The global economy might be in a shambles, but if there is one sector that has continued on a positive growth trajectory, it is the telecommunications sector. In Asia alone, the telecoms sector is growing at a rate of 25% a year, with an estimated 2.6 billion subscribers in 2011, while the GCC telecoms sector is expected to double in value by 2012 to US$40 billion from US$22 billion in 2006. Other emerging economies such as Indonesia, India and Mexico are also seeing incredible growth, encouraging conventional and Islamic investors who are eager to tap into this seemingly foolproof market.
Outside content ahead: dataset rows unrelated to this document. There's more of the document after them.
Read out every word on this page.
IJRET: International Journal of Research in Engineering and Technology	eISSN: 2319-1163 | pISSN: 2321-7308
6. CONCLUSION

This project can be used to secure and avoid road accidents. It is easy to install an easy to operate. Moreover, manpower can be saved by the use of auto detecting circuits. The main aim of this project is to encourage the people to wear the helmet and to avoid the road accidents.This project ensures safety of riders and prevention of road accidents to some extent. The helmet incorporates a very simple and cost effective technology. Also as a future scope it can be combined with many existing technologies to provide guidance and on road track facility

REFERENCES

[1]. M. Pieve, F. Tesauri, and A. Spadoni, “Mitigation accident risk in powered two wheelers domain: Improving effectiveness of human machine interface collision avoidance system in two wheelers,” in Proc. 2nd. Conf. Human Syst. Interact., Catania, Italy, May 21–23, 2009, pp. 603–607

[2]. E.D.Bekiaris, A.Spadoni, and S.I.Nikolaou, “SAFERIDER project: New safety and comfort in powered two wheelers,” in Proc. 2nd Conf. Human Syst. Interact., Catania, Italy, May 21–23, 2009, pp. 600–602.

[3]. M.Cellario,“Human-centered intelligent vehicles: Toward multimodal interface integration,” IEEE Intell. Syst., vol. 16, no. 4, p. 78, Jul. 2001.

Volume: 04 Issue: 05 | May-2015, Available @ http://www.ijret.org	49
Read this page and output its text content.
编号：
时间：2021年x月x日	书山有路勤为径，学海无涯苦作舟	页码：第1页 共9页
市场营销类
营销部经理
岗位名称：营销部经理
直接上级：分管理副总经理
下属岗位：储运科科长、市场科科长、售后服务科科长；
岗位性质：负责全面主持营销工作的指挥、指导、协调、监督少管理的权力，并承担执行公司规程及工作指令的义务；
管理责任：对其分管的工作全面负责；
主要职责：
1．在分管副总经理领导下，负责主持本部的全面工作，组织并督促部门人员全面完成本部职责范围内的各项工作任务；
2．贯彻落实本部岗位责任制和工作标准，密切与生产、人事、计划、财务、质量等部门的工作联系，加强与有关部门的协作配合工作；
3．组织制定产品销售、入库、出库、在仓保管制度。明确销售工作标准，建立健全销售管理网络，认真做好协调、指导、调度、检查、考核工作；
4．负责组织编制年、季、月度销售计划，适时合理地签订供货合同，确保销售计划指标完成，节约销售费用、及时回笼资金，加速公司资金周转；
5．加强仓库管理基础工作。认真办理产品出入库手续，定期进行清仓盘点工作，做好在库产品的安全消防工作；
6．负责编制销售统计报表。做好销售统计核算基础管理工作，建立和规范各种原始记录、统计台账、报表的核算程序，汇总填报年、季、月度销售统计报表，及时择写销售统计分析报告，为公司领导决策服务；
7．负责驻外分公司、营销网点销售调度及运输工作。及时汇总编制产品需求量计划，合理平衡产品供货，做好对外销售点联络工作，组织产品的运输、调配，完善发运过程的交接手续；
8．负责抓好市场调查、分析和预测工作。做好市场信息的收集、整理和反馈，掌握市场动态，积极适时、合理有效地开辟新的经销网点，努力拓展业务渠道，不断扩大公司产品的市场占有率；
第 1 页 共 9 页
According to Chris Utting, a partner at law firm White & Case, the use of airtime as an underlying asset has dramatically expanded financeable asset bases, and the amount of financing that can be made available on a medium-term basis. “Forecast airtime sales far exceed the financing requirements of the company, allowing the size of the facility to be determined by the company’s financial needs and ability to support debt rather than being limited by the value of particular assets,” he added, referring to Etihad Etisalat (Mobily)’s US$2.875 billion Islamic facility in 2007.
Utting is optimistic on the future of Islamic telecom financing, stating: “The acceptance by the scholars of airtime as an asset for the purposes of a Shariah compliant financing gives telecom operators access to a new pool of potential capital by allowing dedicated Islamic banks to invest in their business. The amount of the available funding will not be restricted by the valuation of a particular asset, but be based upon the financing needs and credit considerations of the relevant company. Whether a greenfield financing or refinancing, the airtime facility structure should prove a welcome addition to the available financing options open to telecom operators.”